Mais c’est trop tard, maintenant, n’est-ce pas ?

— Et alors quoi ? rétorqué-je avec désinvolture. Tu pensais retrouver la gentille Azalée de quand on était gosses ? Bah tu t’es gouré, désolée d’être une énorme déception pour vous tous. Désolée de ne pas être comme Josh, à vouloir me mettre la corde au cou à vingt-deux ans ! Sérieux, sa copine est en cloque ou quoi ?

Andrew n’a pas l’air d’en revenir. Il secoue la tête, ahuri, et pince les lèvres.

— Pourquoi tu t’efforces d’être une sacrée connasse ? me demande-t-il soudain.

Décidemment, j’en prends pour mon grade, aujourd’hui. Garce et connasse, c’est gentil de sa part. Je devrais dire à Tori de marquer ça sur mon épitaphe.

— Être une connasse m’a sauvée, d’accord ? Si je n’en n’avais pas été une au lycée, je serais sûrement morte à l’heure qu’il est.

Il lève les yeux au ciel comme si j’exagérais. Si seulement il savait…

— Tu sais ce que je pense ?

— La question serait plutôt : en ai-je quelque chose à foutre ?
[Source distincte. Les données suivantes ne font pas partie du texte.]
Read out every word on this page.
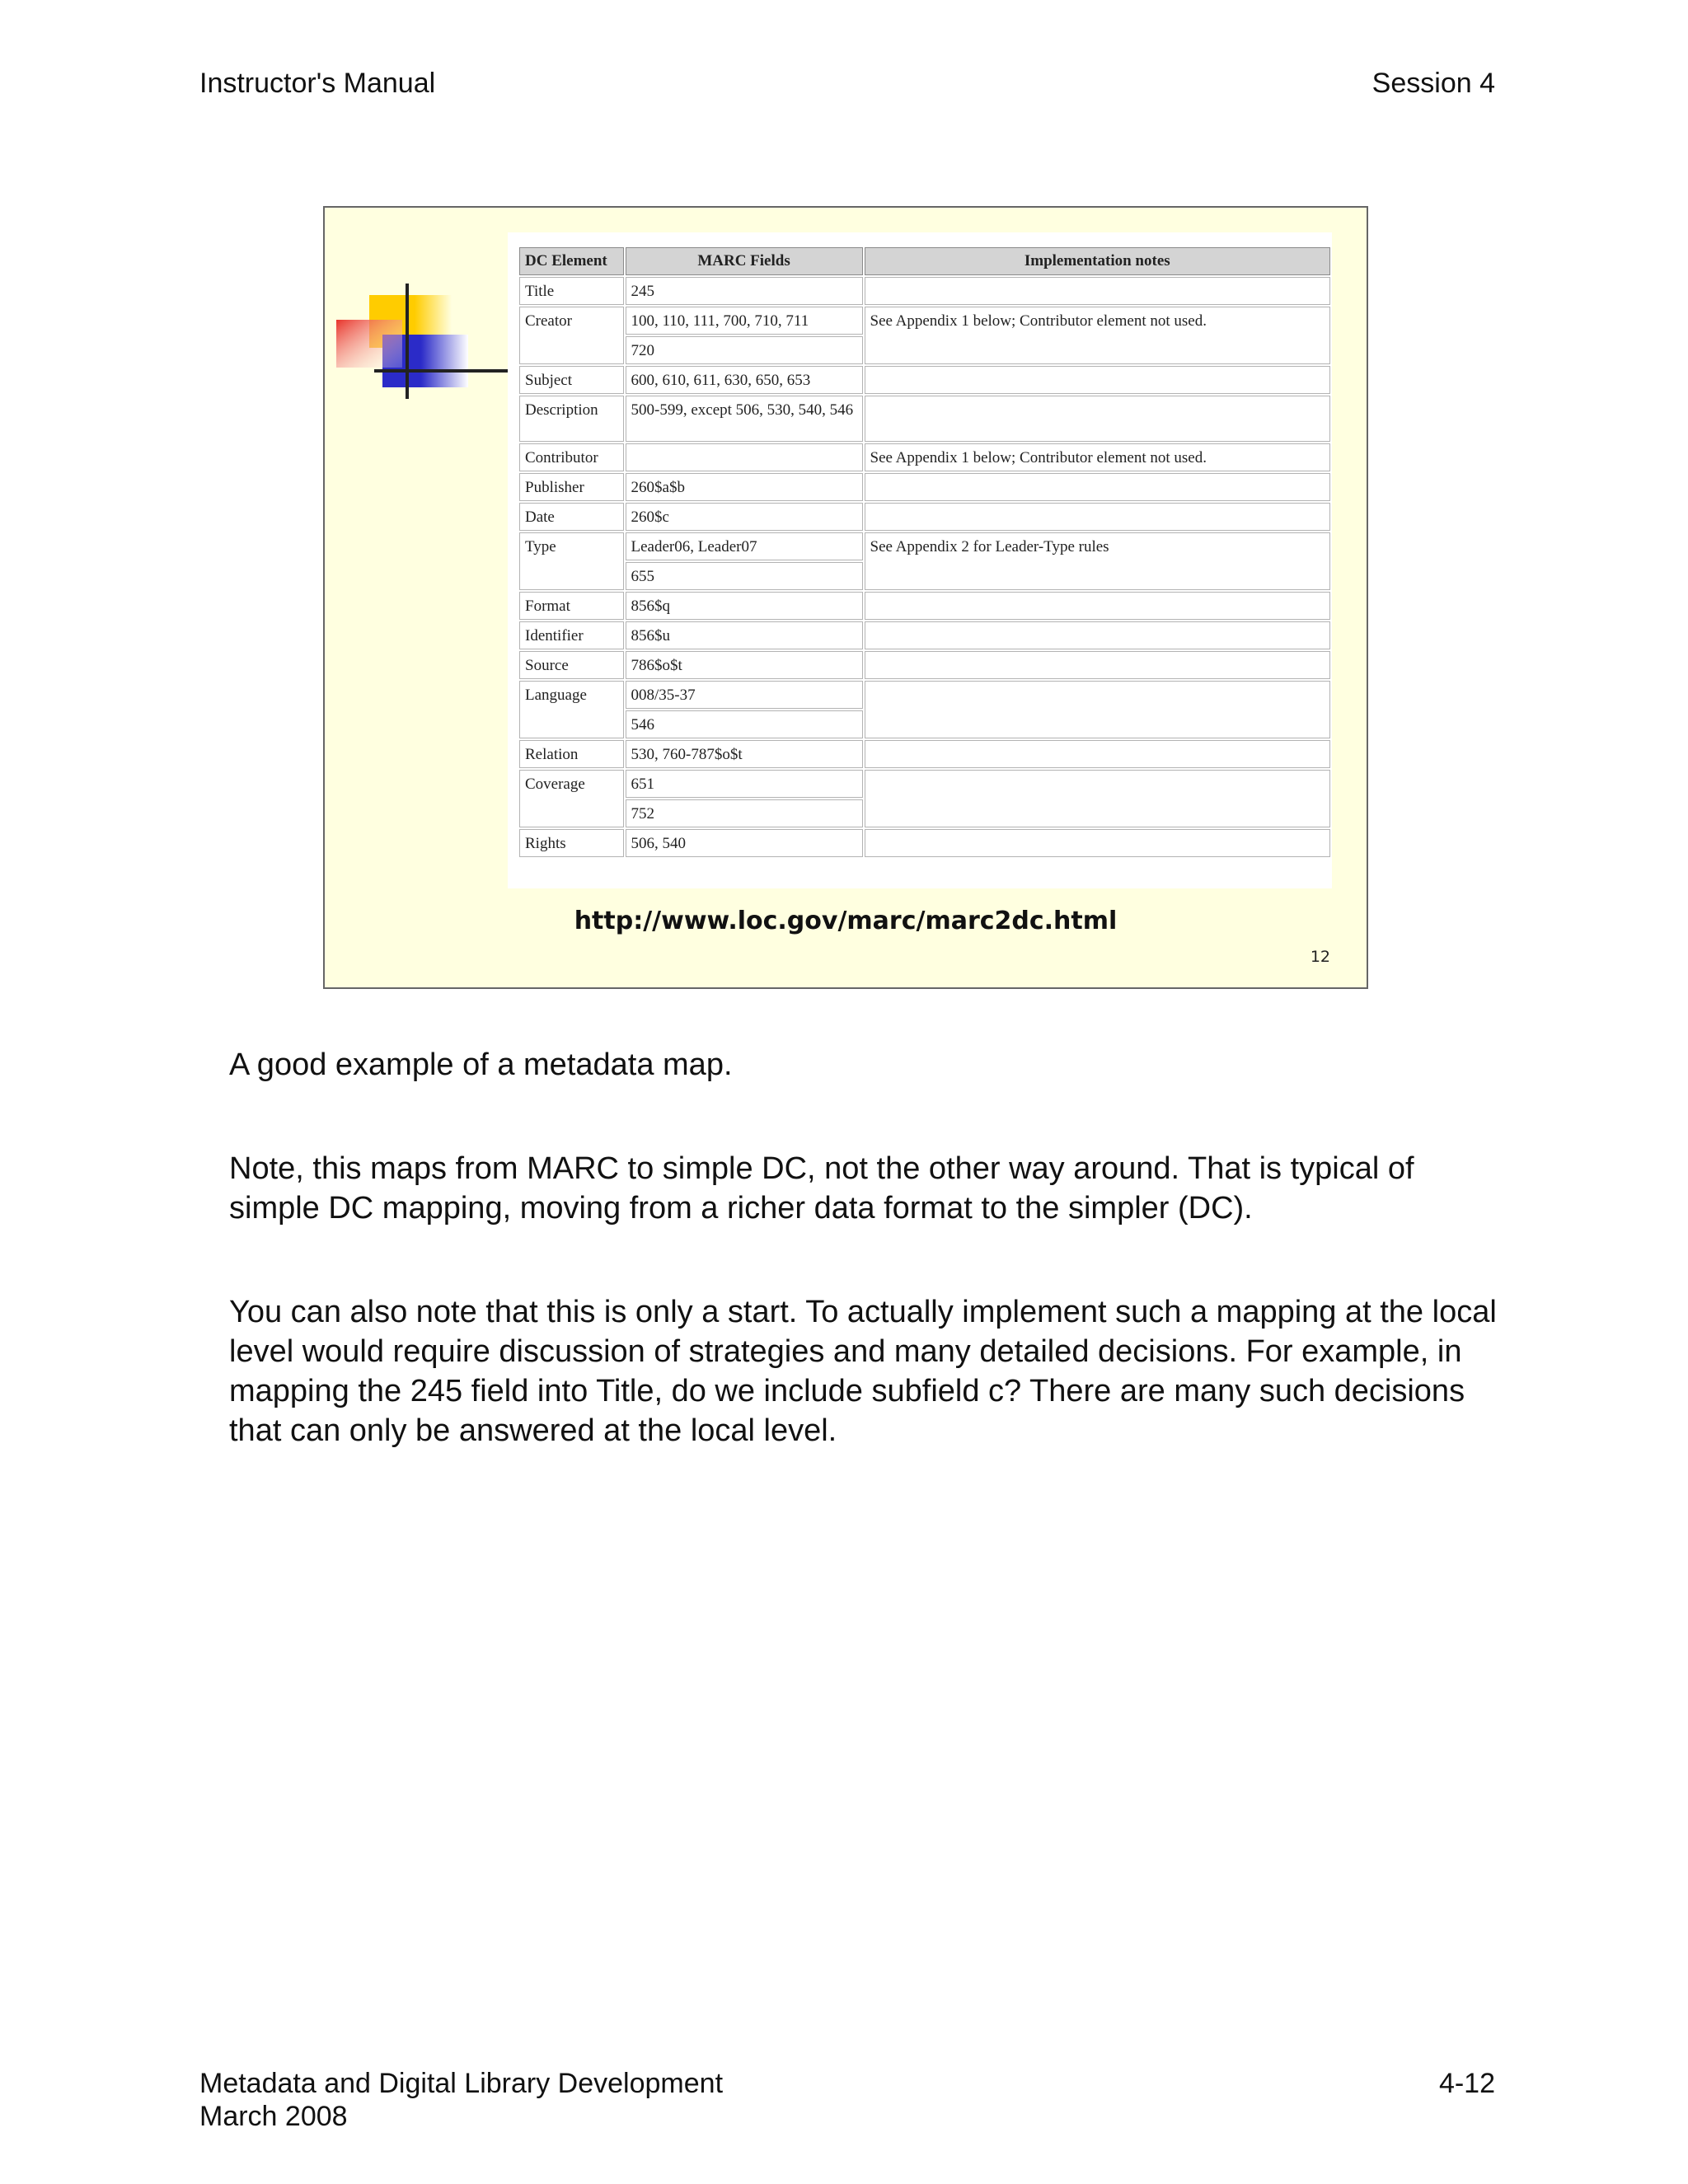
Instructor's Manual	Session 4
DC Element	MARC Fields	Implementation notes
Title	245	
Creator	100, 110, 111, 700, 710, 711	See Appendix 1 below; Contributor element not used.
	720	
Subject	600, 610, 611, 630, 650, 653	
Description	500-599, except 506, 530, 540, 546	
Contributor		See Appendix 1 below; Contributor element not used.
Publisher	260$a$b	
Date	260$c	
Type	Leader06, Leader07	See Appendix 2 for Leader-Type rules
	655	
Format	856$q	
Identifier	856$u	
Source	786$o$t	
Language	008/35-37	
	546	
Relation	530, 760-787$o$t	
Coverage	651	
	752	
Rights	506, 540	
http://www.loc.gov/marc/marc2dc.html
12

A good example of a metadata map.

Note, this maps from MARC to simple DC, not the other way around. That is typical of simple DC mapping, moving from a richer data format to the simpler (DC).

You can also note that this is only a start. To actually implement such a mapping at the local level would require discussion of strategies and many detailed decisions. For example, in mapping the 245 field into Title, do we include subfield c? There are many such decisions that can only be answered at the local level.

Metadata and Digital Library Development
March 2008
4-12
Il me regarde durement, la mâchoire crispée. Je suis étonnée qu’il me tienne tête comme ça. Même si ça m’agace, je me surprends à être fière de lui.

— Je pense que tu t’efforces d’être une garce pour ne pas que les gens s’approchent de trop près. T’es flippée à l’idée que quelqu’un fasse tomber ton précieux mur, ajoute-t-il en me regardant droit dans les yeux. Sauf qu’un jour, ça arrivera, Azalea. Alors prépare-toi.